Ab Lied vier, «Papa don’t preach» wurde dann niemand mehr erschossen, Madonna schwang ihr Bein in Yogamanier über den Kopf und selbst auf den Sitzplätzen begannen Einzelne zu tanzen. Ab Song acht, «Give me all your Luvin’» in Cheerleaderoptik und mit hämmernden Tamburen schien das Eis aufzutauen und auf der Bühne war mehr Madonna und weniger Freakshow zu sehen. Dem Publikum wars recht.

«Free Pussy Riot!»

Dann ein Publikumspiel aus aktuellem Anlass. «Free Pussy Riot», forderte Madonna und äusserte so ihren Missmut über die Haftstrafe der drei russischen Punkmusikerinnen. Das sei ein ungerechtes Urteil, so Madonna. Sie wolle den Rest ihres Lebens gegen Diskriminierung und Vorurteile kämpfen. Jedem Satz fügte sie ein autoritäres «Okay?!» an. Jeder solle den Gott anbeten, an den er glauben wolle und seine Meinung frei äussern dürfen. «Okay?!» Und man solle hier und heute dafür zu kämpfen beginnen. Auch in der Schweiz. «Okay?!» Die Schweizer Neutralität müsse jetzt ein Ende nehmen – und immerhin brachte sie die Zürcher Konzertbesucher schon mal dazu, «Free Pussy Riot» zu skandieren. Okay!

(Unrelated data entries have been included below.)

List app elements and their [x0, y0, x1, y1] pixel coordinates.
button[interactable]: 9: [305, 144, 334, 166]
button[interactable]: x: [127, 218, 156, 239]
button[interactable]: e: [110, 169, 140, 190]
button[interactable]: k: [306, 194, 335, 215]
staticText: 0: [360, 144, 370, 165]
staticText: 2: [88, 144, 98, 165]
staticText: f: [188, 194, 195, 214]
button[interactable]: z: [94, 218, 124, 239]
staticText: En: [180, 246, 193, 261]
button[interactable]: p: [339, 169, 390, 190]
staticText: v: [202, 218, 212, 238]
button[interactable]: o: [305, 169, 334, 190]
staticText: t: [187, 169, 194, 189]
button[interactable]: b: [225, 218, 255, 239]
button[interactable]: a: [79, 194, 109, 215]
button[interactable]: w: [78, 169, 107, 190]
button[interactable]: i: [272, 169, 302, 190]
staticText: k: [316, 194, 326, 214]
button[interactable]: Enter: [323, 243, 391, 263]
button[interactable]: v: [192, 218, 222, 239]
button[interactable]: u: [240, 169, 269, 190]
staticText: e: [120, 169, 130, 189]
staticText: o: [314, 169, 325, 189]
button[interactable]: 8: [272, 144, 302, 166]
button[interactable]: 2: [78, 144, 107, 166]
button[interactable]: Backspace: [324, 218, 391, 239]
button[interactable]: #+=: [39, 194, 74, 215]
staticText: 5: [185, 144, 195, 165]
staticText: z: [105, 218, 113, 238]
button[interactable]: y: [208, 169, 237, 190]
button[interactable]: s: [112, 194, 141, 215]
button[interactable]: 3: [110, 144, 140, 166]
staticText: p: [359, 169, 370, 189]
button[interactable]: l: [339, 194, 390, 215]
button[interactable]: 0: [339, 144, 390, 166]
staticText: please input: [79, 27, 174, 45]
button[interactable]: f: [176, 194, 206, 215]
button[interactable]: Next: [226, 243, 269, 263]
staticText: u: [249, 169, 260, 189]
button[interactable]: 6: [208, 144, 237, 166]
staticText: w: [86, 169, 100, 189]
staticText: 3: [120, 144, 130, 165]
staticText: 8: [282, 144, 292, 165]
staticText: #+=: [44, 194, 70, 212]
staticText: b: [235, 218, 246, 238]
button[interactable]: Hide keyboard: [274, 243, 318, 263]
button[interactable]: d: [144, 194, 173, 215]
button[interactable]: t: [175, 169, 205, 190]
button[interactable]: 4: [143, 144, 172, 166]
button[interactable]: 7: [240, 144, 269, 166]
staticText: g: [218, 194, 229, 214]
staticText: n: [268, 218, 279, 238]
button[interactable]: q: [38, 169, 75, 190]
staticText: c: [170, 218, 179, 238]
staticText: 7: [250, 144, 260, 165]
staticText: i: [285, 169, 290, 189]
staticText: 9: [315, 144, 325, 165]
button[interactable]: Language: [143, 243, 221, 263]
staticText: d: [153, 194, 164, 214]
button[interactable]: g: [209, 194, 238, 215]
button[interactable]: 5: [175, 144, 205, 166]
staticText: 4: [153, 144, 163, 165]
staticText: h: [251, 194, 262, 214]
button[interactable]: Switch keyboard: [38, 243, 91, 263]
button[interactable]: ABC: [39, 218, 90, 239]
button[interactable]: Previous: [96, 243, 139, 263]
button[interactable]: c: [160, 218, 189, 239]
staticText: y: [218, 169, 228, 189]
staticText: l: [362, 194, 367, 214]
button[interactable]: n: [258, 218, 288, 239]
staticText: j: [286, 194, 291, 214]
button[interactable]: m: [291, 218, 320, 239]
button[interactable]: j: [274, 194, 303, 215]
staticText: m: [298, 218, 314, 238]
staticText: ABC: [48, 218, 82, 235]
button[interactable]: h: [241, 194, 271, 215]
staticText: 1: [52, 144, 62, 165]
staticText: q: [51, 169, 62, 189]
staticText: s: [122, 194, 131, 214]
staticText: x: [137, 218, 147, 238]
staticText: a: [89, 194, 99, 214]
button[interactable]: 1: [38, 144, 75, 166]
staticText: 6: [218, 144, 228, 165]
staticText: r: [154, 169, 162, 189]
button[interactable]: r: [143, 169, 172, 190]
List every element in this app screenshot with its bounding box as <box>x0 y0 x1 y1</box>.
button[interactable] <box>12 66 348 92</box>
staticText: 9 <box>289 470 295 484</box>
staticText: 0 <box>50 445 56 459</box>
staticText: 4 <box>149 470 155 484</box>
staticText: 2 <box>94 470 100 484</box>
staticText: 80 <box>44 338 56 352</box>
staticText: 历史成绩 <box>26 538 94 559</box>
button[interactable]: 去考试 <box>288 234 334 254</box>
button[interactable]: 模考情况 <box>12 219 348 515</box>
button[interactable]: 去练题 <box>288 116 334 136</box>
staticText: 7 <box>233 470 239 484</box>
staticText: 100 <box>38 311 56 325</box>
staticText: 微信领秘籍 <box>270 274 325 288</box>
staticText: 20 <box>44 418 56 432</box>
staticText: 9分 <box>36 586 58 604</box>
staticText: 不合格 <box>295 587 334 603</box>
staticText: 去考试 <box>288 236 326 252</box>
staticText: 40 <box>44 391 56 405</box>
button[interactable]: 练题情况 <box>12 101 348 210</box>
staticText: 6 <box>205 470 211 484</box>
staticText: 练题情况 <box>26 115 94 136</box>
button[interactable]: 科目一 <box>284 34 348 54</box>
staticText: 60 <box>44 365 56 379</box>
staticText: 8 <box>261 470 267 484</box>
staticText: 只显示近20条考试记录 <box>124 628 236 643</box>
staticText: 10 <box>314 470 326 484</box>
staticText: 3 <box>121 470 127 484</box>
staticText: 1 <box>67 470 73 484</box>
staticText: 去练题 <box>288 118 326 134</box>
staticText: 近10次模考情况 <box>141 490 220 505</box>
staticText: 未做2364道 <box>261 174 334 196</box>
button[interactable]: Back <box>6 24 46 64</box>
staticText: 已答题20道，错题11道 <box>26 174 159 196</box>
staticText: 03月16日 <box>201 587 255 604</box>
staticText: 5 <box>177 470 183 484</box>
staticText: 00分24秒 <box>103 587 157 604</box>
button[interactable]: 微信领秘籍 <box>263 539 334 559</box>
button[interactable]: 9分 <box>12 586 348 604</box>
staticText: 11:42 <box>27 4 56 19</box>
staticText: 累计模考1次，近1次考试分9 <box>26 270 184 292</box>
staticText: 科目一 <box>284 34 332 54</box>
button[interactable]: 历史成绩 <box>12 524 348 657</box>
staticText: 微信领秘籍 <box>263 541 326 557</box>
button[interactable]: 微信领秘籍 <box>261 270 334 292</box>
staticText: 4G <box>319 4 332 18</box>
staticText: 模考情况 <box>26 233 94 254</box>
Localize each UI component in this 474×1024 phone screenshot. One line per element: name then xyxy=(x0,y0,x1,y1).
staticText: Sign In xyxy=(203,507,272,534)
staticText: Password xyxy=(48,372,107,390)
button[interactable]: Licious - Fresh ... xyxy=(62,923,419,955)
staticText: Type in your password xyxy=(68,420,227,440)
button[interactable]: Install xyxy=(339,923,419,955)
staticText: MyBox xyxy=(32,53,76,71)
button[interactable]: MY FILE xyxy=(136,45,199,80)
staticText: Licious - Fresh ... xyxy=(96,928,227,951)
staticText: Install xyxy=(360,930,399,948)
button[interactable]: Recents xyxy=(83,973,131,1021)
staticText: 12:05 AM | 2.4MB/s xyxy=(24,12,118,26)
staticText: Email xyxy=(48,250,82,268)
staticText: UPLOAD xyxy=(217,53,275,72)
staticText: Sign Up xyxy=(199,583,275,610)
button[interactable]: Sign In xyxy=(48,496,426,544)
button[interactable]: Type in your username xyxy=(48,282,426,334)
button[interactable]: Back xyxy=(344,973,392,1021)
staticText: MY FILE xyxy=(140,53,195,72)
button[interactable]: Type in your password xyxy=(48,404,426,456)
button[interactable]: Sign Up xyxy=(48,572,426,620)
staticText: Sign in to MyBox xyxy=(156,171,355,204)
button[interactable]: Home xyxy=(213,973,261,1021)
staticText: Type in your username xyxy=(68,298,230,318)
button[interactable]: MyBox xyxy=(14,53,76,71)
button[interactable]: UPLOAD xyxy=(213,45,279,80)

Danach zog sie in «Human Nature» die Hosen ein wenig herunter und zeigte den vordersten Reihen den blanken Ansatz ihres durchtrainierten Popos, wofür sie mit tosendem Applaus belohnt wurde. In «Erotic Candy Shop» betatschte Madonna ihre Tänzerinnen, was aber – auch kostümtechnisch – eher an DJ Bobo als an die Sexgöttin, die Madonna einst war, erinnerte. Zu glatt, zu einstudiert.

Auf den stimmungsmässigen Höhepunkt kam das Konzert bei dem vorletzten Lied, «Like A Prayer». Die Hände der Zuschauer schnellten in die Höhe, Madonna und die Menge waren im pumpenden Rhythmus der Nostalgie vereint. So lässt sich denn auch der Abend – und wohl auch Madonnas mittelfristige Live-Zukunft zusammenfassen: Spielt sie ihre Klassiker, ist die 54-Jährige ihr Geld immer noch wert.